In 2013, on her 61st birthday, Emma Sinkfield became the fourth sister in her family to be diagnosed with cancer. Over the next year of her treatment, a fifth sister was also diagnosed.
Emma’s was HER2-Positive breast cancer; a relatively rare condition that indicates the presence of certain proteins that stimulate cancer cell growth. She chose to undergo a lumpectomy and the removal of 15 lymph nodes, followed by chemo and radiation. Emma, as did her sisters, chose the setting of community oncology care; Emma herself was treated by Dr. Miriam Atkins and the staff at Augusta Oncology.
“You can meet someone, and right away feel like you’ve known him all your life,” says Emma. “This is the feeling I got from my doctors at Augusta Oncology. They treated me like I was special to them, and they were going to do everything they could to make sure I got well. You know, being told you have cancer is very devastating, but everyone at Augusta Oncology and COA made me feel safe and among friends. They explained all the things they were going to do and what would happen, and answered whatever questions I had.”
One great advantage to community oncology is access to special resources. Emma had a 132-mile round trip car ride to the clinic each visit – sometimes day after day. So COA introduced Emma to one of its partners, the Lydia Project, which provides assistance and free accommodations for women undergoing cancer treatment. For Emma, this was a godsend, especially helpful when it came time for daily radiation treatments. As the Lydia House was only a quarter of a mile from the clinic, Emma was able to independently drive down, stay the week, and then drive herself home.
“They treated me like I was special to them, and they were going to do everything they could to make sure I got well.”
Whether at Augusta Oncology or the Lydia House, Emma was surrounded by all the support she could ask for. “Treatment at the community level is so important,” explains Emma. “Your life is on the line here, and seeing other people going through the same thing, knowing you are not alone, gives incredible strength.”
Following treatment, Emma developed Lymphedema, a debilitating condition that can result from lymph removal. She engaged in a four-month battle with the insurance company, representing several other patients facing a similar wall. By the time she achieved victory she had become a true advocate, and COA sent her twice over the next years to a national community oncology conference in Florida. Returning full of knowledge and inspiration, Emma went on to establish a local community movement, “Circle of Care,” which raises awareness about cancer.

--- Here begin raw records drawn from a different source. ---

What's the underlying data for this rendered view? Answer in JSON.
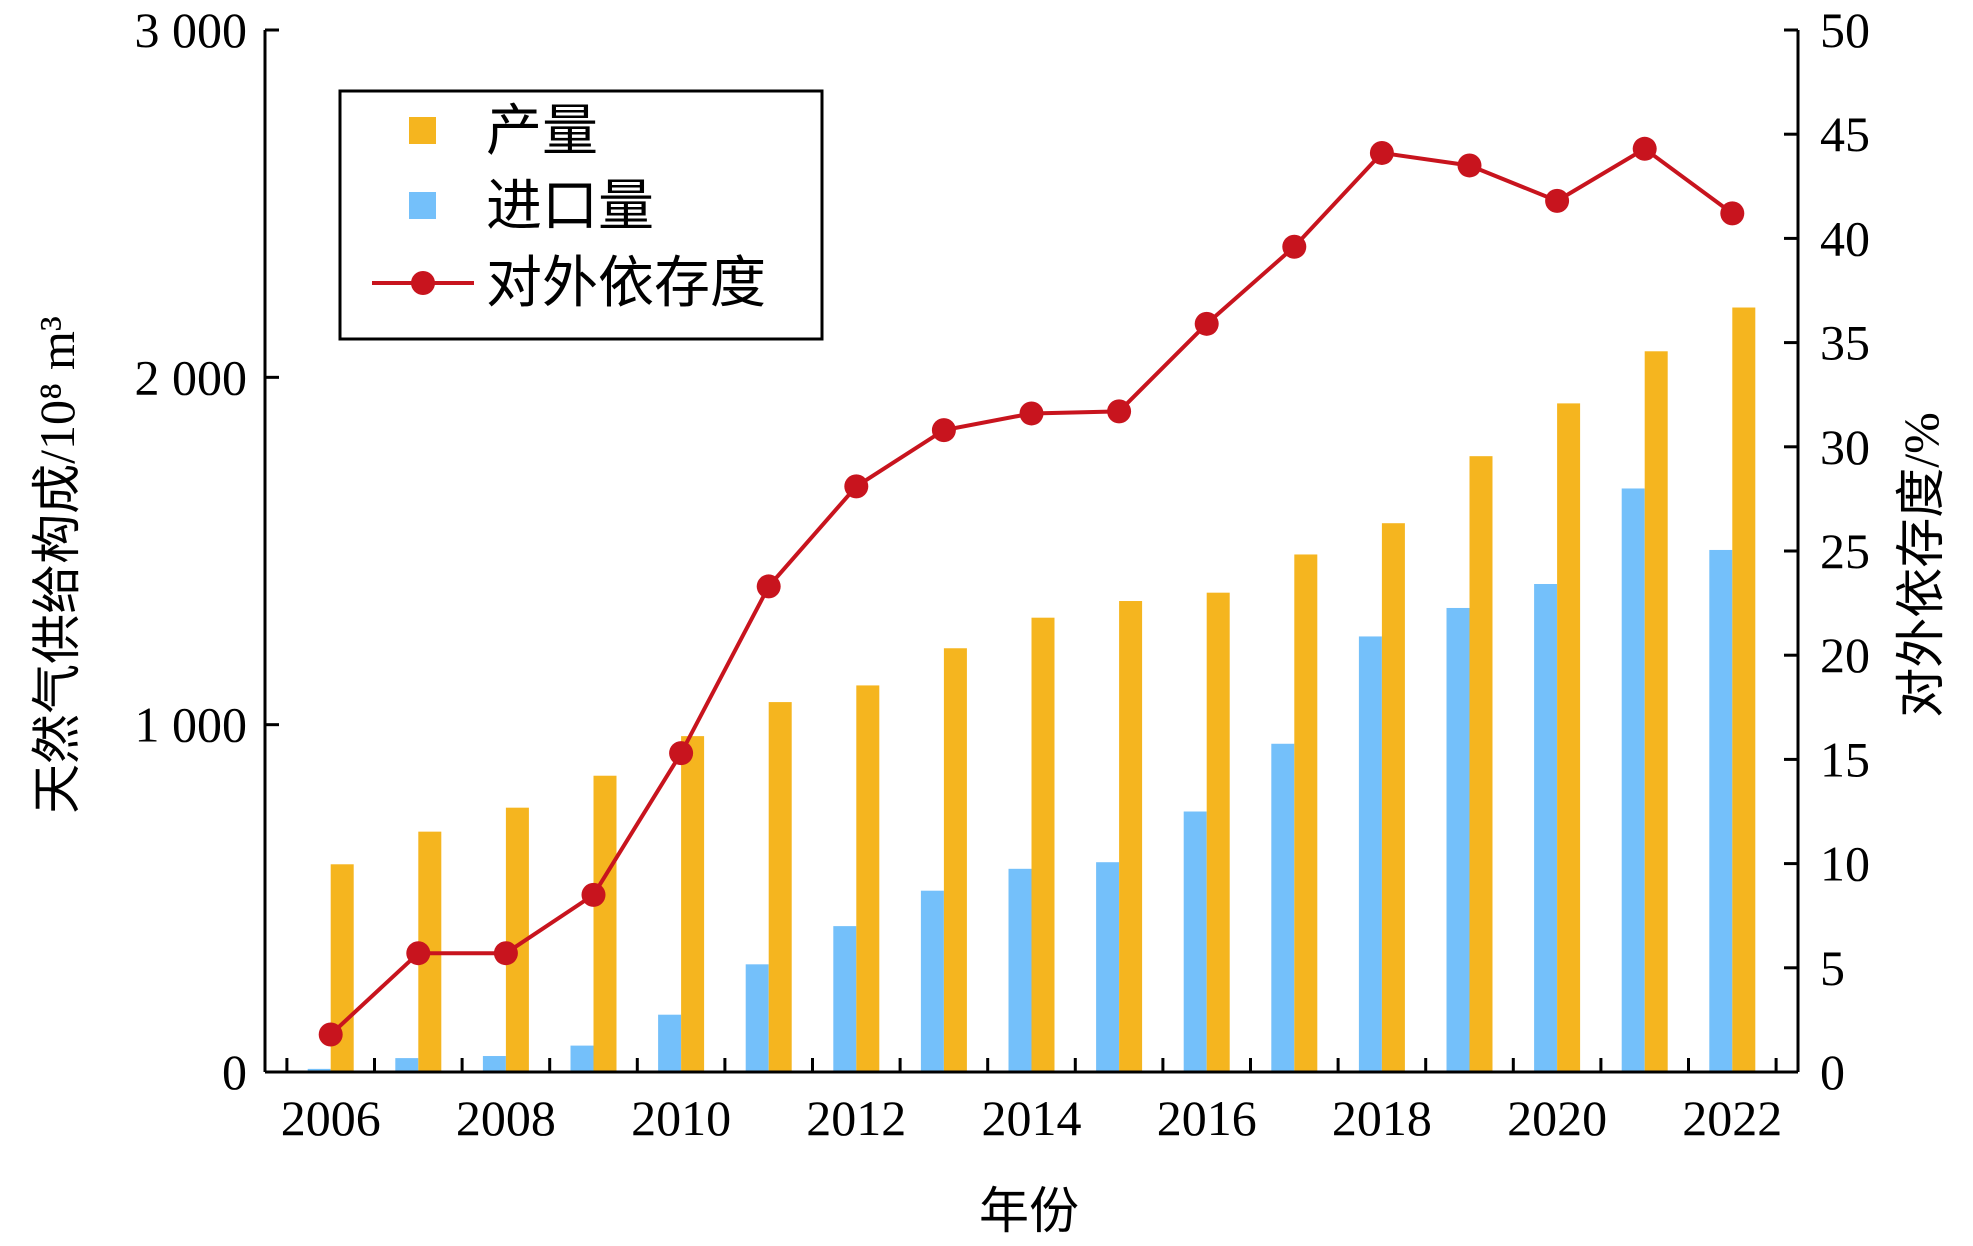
{
  "chart_data": {
    "type": "bar",
    "xlabel": "年份",
    "ylabel_left": "天然气供给构成/10⁸ m³",
    "ylabel_right": "对外依存度/%",
    "categories": [
      "2006",
      "2007",
      "2008",
      "2009",
      "2010",
      "2011",
      "2012",
      "2013",
      "2014",
      "2015",
      "2016",
      "2017",
      "2018",
      "2019",
      "2020",
      "2021",
      "2022"
    ],
    "x_tick_labels": [
      "2006",
      "2008",
      "2010",
      "2012",
      "2014",
      "2016",
      "2018",
      "2020",
      "2022"
    ],
    "ylim_left": [
      0,
      3000
    ],
    "ylim_right": [
      0,
      50
    ],
    "y_left_ticks": [
      {
        "value": 0,
        "label": "0"
      },
      {
        "value": 1000,
        "label": "1 000"
      },
      {
        "value": 2000,
        "label": "2 000"
      },
      {
        "value": 3000,
        "label": "3 000"
      }
    ],
    "y_right_ticks": [
      {
        "value": 0,
        "label": "0"
      },
      {
        "value": 5,
        "label": "5"
      },
      {
        "value": 10,
        "label": "10"
      },
      {
        "value": 15,
        "label": "15"
      },
      {
        "value": 20,
        "label": "20"
      },
      {
        "value": 25,
        "label": "25"
      },
      {
        "value": 30,
        "label": "30"
      },
      {
        "value": 35,
        "label": "35"
      },
      {
        "value": 40,
        "label": "40"
      },
      {
        "value": 45,
        "label": "45"
      },
      {
        "value": 50,
        "label": "50"
      }
    ],
    "series": [
      {
        "name": "进口量",
        "kind": "bar",
        "axis": "left",
        "color": "#74c0fa",
        "values": [
          9,
          40,
          46,
          76,
          165,
          310,
          420,
          522,
          585,
          604,
          750,
          945,
          1254,
          1336,
          1405,
          1680,
          1503
        ]
      },
      {
        "name": "产量",
        "kind": "bar",
        "axis": "left",
        "color": "#f5b51f",
        "values": [
          598,
          692,
          761,
          853,
          967,
          1065,
          1113,
          1220,
          1308,
          1356,
          1380,
          1490,
          1580,
          1773,
          1925,
          2075,
          2201
        ]
      },
      {
        "name": "对外依存度",
        "kind": "line",
        "axis": "right",
        "color": "#c8141e",
        "values": [
          1.8,
          5.7,
          5.7,
          8.5,
          15.3,
          23.3,
          28.1,
          30.8,
          31.6,
          31.7,
          35.9,
          39.6,
          44.1,
          43.5,
          41.8,
          44.3,
          41.2
        ]
      }
    ],
    "legend": {
      "position": "top-left",
      "items": [
        "产量",
        "进口量",
        "对外依存度"
      ]
    },
    "grid": false
  }
}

Today Emma goes for regular checkups and tests, and continues with the oral medication she will be on for a total of five years. A social worker by training, Emma is also ordained as a church minister; another avenue in which she is able to help others. She maintains the greatest appreciation for community oncology, and recommends it to anyone wishing the highest standard of care.
“You know, at Augusta Oncology, they helped me lose my fear of cancer. I felt like I was drowning in the cancer diagnosis, and they showed me how to stay afloat.”